He added: “In this case, Piramal never took title to the imported goods and only provided taxable services to its customer. The import VAT, therefore, was never Piramal’s input tax to recover as title to the goods remained with its customer. The Tribunal concluded that import VAT is only deductible where the imported goods are a cost component of an onward supply made by the importer.”
Alan said: “This, therefore, begs the question, ‘Does the importer need to own the goods at the time the goods are imported?’ This is not necessarily the test, as HMRC has confirmed, if the importer has the right to dispose of the goods as if it were owner, they can still reclaim the import VAT.
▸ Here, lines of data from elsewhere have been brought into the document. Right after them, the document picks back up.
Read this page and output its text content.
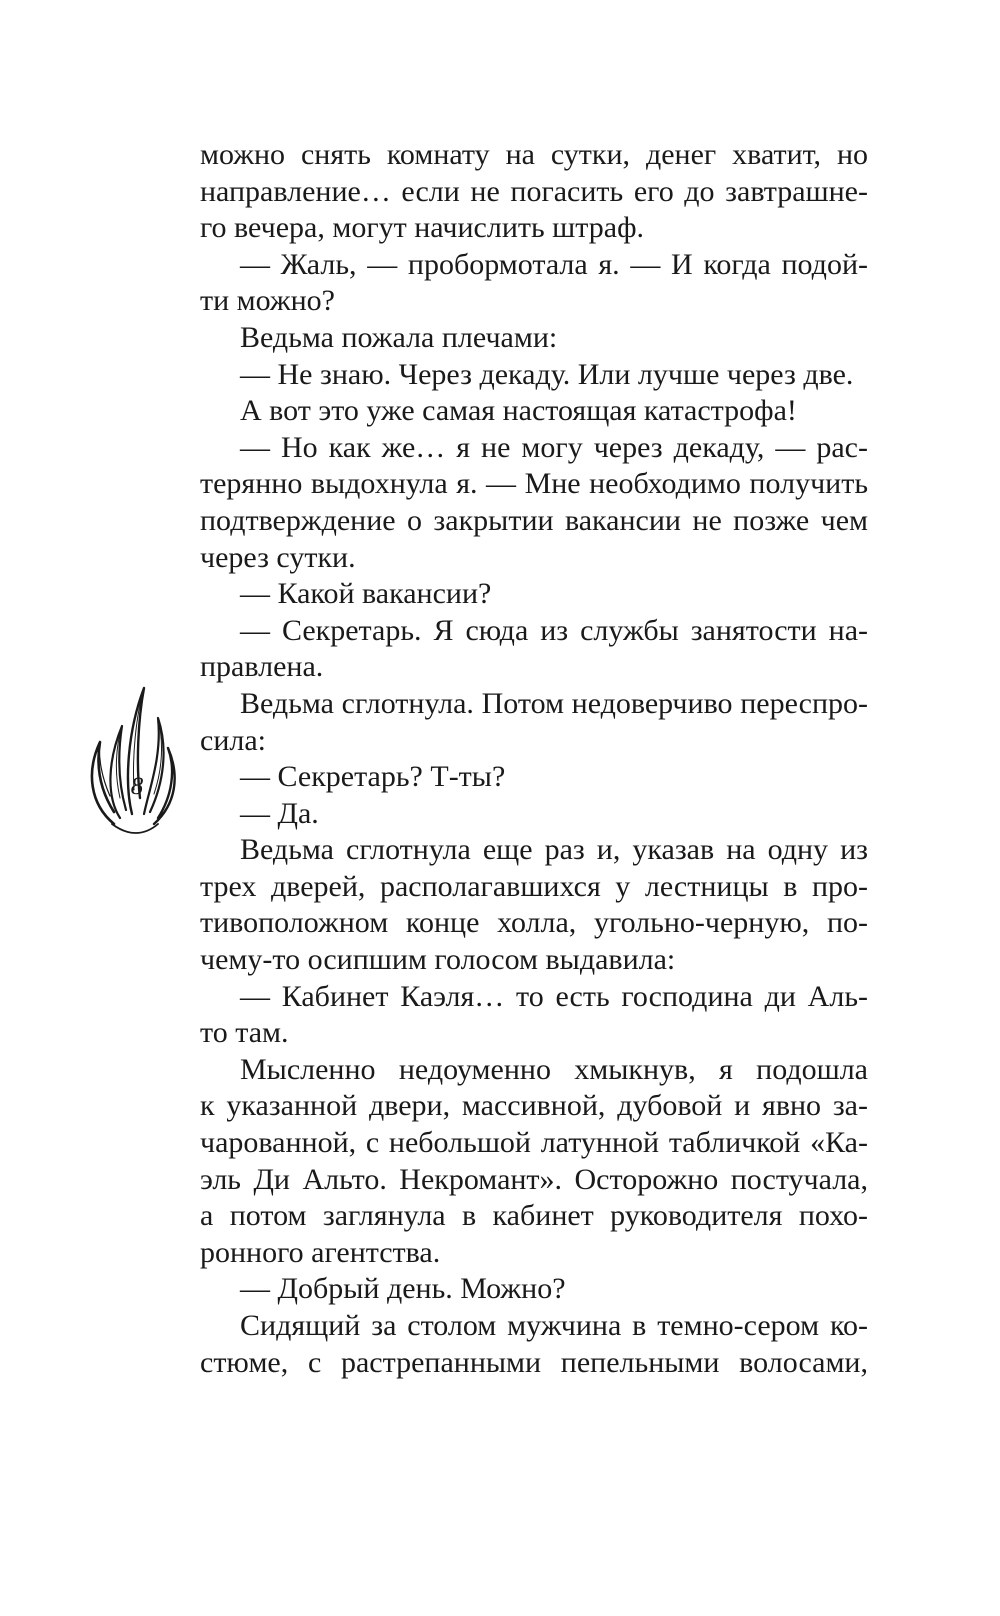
можно снять комнату на сутки, денег хватит, но
направление… если не погасить его до завтрашне-
го вечера, могут начислить штраф.
— Жаль, — пробормотала я. — И когда подой-
ти можно?
Ведьма пожала плечами:
— Не знаю. Через декаду. Или лучше через две.
А вот это уже самая настоящая катастрофа!
— Но как же… я не могу через декаду, — рас-
терянно выдохнула я. — Мне необходимо получить
подтверждение о закрытии вакансии не позже чем
через сутки.
— Какой вакансии?
— Секретарь. Я сюда из службы занятости на-
правлена.
Ведьма сглотнула. Потом недоверчиво переспро-
сила:
— Секретарь? Т-ты?
— Да.
Ведьма сглотнула еще раз и, указав на одну из
трех дверей, располагавшихся у лестницы в про-
тивоположном конце холла, угольно-черную, по-
чему-то осипшим голосом выдавила:
— Кабинет Каэля… то есть господина ди Аль-
то там.
Мысленно недоуменно хмыкнув, я подошла
к указанной двери, массивной, дубовой и явно за-
чарованной, с небольшой латунной табличкой «Ка-
эль Ди Альто. Некромант». Осторожно постучала,
а потом заглянула в кабинет руководителя похо-
ронного агентства.
— Добрый день. Можно?
Сидящий за столом мужчина в темно-сером ко-
стюме, с растрепанными пепельными волосами,
8
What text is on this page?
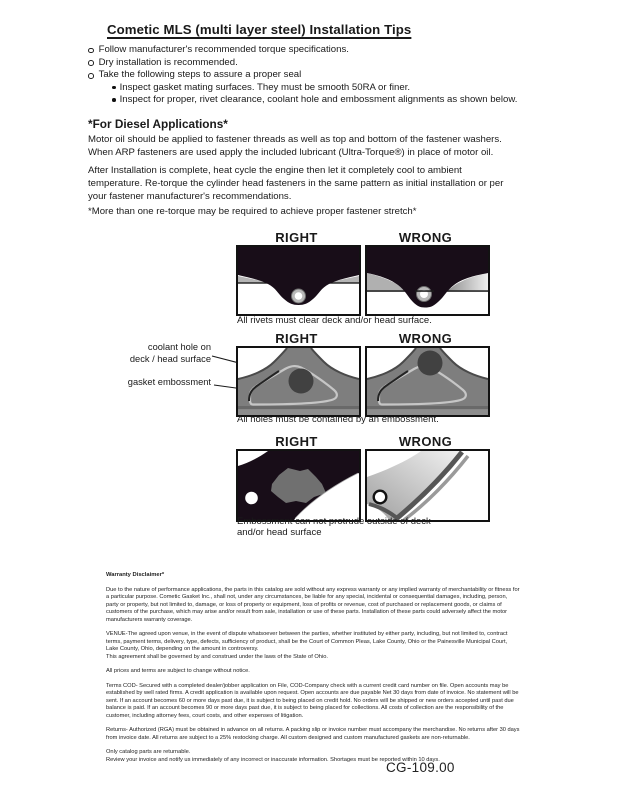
Cometic MLS (multi layer steel) Installation Tips
Follow manufacturer's recommended torque specifications.
Dry installation is recommended.
Take the following steps to assure a proper seal
Inspect gasket mating surfaces. They must be smooth 50RA or finer.
Inspect for proper, rivet clearance, coolant hole and embossment alignments as shown below.
*For Diesel Applications*
Motor oil should be applied to fastener threads as well as top and bottom of the fastener washers. When ARP fasteners are used apply the included lubricant (Ultra-Torque®) in place of motor oil.
After Installation is complete, heat cycle the engine then let it completely cool to ambient temperature. Re-torque the cylinder head fasteners in the same pattern as initial installation or per your fastener manufacturer's recommendations.
*More than one re-torque may be required to achieve proper fastener stretch*
RIGHT	WRONG
All rivets must clear deck and/or head surface.
RIGHT	WRONG
coolant hole on
deck / head surface
gasket embossment
All holes must be contained by an embossment.
RIGHT	WRONG
Embossment can not protrude outside of deck
and/or head surface
Warranty Disclaimer*

Due to the nature of performance applications, the parts in this catalog are sold without any express warranty or any implied warranty of merchantability or fitness for a particular purpose. Cometic Gasket Inc., shall not, under any circumstances, be liable for any special, incidental or consequential damages, including, person, party or property, but not limited to, damage, or loss of property or equipment, loss of profits or revenue, cost of purchased or replacement goods, or claims of customers of the purchase, which may arise and/or result from sale, installation or use of these parts. Installation of these parts could adversely affect the motor manufacturers warranty coverage.

VENUE-The agreed upon venue, in the event of dispute whatsoever between the parties, whether instituted by either party, including, but not limited to, contract terms, payment terms, delivery, type, defects, sufficiency of product, shall be the Court of Common Pleas, Lake County, Ohio or the Painesville Municipal Court, Lake County, Ohio, depending on the amount in controversy.

This agreement shall be governed by and construed under the laws of the State of Ohio.

All prices and terms are subject to change without notice.

Terms COD- Secured with a completed dealer/jobber application on File, COD-Company check with a current credit card number on file. Open accounts may be established by well rated firms. A credit application is available upon request. Open accounts are due payable Net 30 days from date of invoice. No statement will be sent. If an account becomes 60 or more days past due, it is subject to being placed on credit hold. No orders will be shipped or new orders accepted until past due balance is paid. If an account becomes 90 or more days past due, it is subject to being placed for collections. All costs of collection are the responsibility of the customer, including attorney fees, court costs, and other expenses of litigation.

Returns- Authorized (RGA) must be obtained in advance on all returns. A packing slip or invoice number must accompany the merchandise. No returns after 30 days from invoice date. All returns are subject to a 25% restocking charge. All custom designed and custom manufactured gaskets are non-returnable.

Only catalog parts are returnable.

Review your invoice and notify us immediately of any incorrect or inaccurate information. Shortages must be reported within 10 days.

CG-109.00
This is a commonly used commercial arrangement where title doesn’t pass to the importer until sometime after the goods have been imported. Therefore, where it is envisaged that title will pass at some point (so that the goods do become a cost competent of the importer’s onward supply) then the import VAT can be claimed.”
Alan added: “Where this is not the case, other means of mitigating the VAT costs will need to be considered. The owner of the goods may be able to act as importer. However, where the owner is established overseas, and doesn’t make taxable supplies in the UK, they will need to apply for a direct refund claim to HMRC. This is not always a positive experience for overseas businesses.
Alternatively, there are some helpful temporary import reliefs available for goods that are imported for processing or packaging and are subsequently re-exported. However, these reliefs are generally only available to businesses established in the UK, so it may be necessary for an overseas owner to request that the UK processor or packager take on the extra administration and apply for the necessary authorisation to use the relief.”
Alan said: “In summary, to be able to reclaim import VAT, importers either need to own the goods, or have the right to dispose of the goods as owner, so that the goods themselves become a costs component of the importer’s onward taxable supply. However, as the UK is no longer in the EU, the UK Government could set its own rules and allow HMRC a more flexible approach to this type of business activity. It could simply allow the recovery of VAT by importers of goods used for qualifying processes and packaging rather than having to force them, or the overseas owners, into more complex solutions that only end up with the same overall revenue impact for UK PLC.”